Le tribunal administratif, première chambre, statuant à l’égard de toutes les parties en date du 11 mai 2005, a déclaré le recours en annulation non justifié et en a débouté.

Maître Olivier Poos, avocat à la Cour, a déposé une requête d’appel au greffe de la Cour administrative en date du 14 juin 2005 dans laquelle la partie appelante demande la réformation du premier jugement.

Le jugement est entrepris par rapport aux décisions ministérielles déférées pour violation de la loi sinon pour erreur manifeste d’appréciation des faits, à savoir notamment la mise en évidence par l’actuelle appelante lors de son entretien avec les services du ministère que les persécutions dont elle souffrait dans son pays d'origine sont de nature ethnique.

Les exactions rapportées seraient dues à la haine portée par la population albanaise majoritaire vis-à-vis des minorités ethniques du Kosovo, ce qui entraînerait toujours à l'heure actuelle, et ce en dépit de la présence onusienne, un véritable phénomène de purification ethnique.

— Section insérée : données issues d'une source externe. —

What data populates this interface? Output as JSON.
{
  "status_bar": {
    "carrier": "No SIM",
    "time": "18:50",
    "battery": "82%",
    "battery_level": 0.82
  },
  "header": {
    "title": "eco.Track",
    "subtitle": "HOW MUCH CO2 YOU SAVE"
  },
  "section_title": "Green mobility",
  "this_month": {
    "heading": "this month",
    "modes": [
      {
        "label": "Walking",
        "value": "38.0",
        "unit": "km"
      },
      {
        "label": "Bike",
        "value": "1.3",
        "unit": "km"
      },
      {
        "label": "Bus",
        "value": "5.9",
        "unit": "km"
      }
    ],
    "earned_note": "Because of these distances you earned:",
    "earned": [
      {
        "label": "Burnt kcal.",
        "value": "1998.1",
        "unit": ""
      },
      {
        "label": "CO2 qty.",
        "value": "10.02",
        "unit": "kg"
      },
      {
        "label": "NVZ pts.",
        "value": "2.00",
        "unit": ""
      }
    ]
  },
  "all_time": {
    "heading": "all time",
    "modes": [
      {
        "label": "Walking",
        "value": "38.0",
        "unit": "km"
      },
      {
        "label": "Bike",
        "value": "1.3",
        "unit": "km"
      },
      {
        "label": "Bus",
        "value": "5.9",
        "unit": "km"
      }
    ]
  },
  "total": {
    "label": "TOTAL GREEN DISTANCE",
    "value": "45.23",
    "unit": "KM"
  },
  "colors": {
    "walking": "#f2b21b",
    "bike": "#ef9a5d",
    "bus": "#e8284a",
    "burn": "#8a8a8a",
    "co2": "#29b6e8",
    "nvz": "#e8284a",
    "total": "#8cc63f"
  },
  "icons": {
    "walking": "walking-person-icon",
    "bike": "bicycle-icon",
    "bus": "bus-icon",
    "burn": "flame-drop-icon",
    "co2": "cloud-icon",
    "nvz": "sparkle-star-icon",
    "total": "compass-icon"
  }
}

La requérante soutient qu’elle aurait fait état d'une persécution ethnique de sorte que l'article 9 de la loi du 3 avril 1996 ainsi que l'article 3 alinéa 1er du règlement grand-ducal du 22 avril 1996 seraient inapplicables en l'espèce, que par ailleurs, le présent litige, dans son stade actuel, devrait se limiter à la discussion de savoir s'il a, ou non, été fait état d'un fait concret pouvant le cas échéant consister en un acte de persécution au sens de la Convention de Genève et que toute discussion ultérieure sur la pertinence des motifs invoqués ne concernerait nullement la procédure actuelle, prévue à l'article 9 et 10 de la loi précité du 3 avril 1996.

La partie appelante demande la réformation du jugement entrepris, partant l'annulation de la décision du 31 janvier 2005, confirmée par décision gracieuse du 15 mars 2005, refusant comme manifestement infondée la demande de l'appelant en obtention du statut de réfugié politique au sens de la Convention de Genève.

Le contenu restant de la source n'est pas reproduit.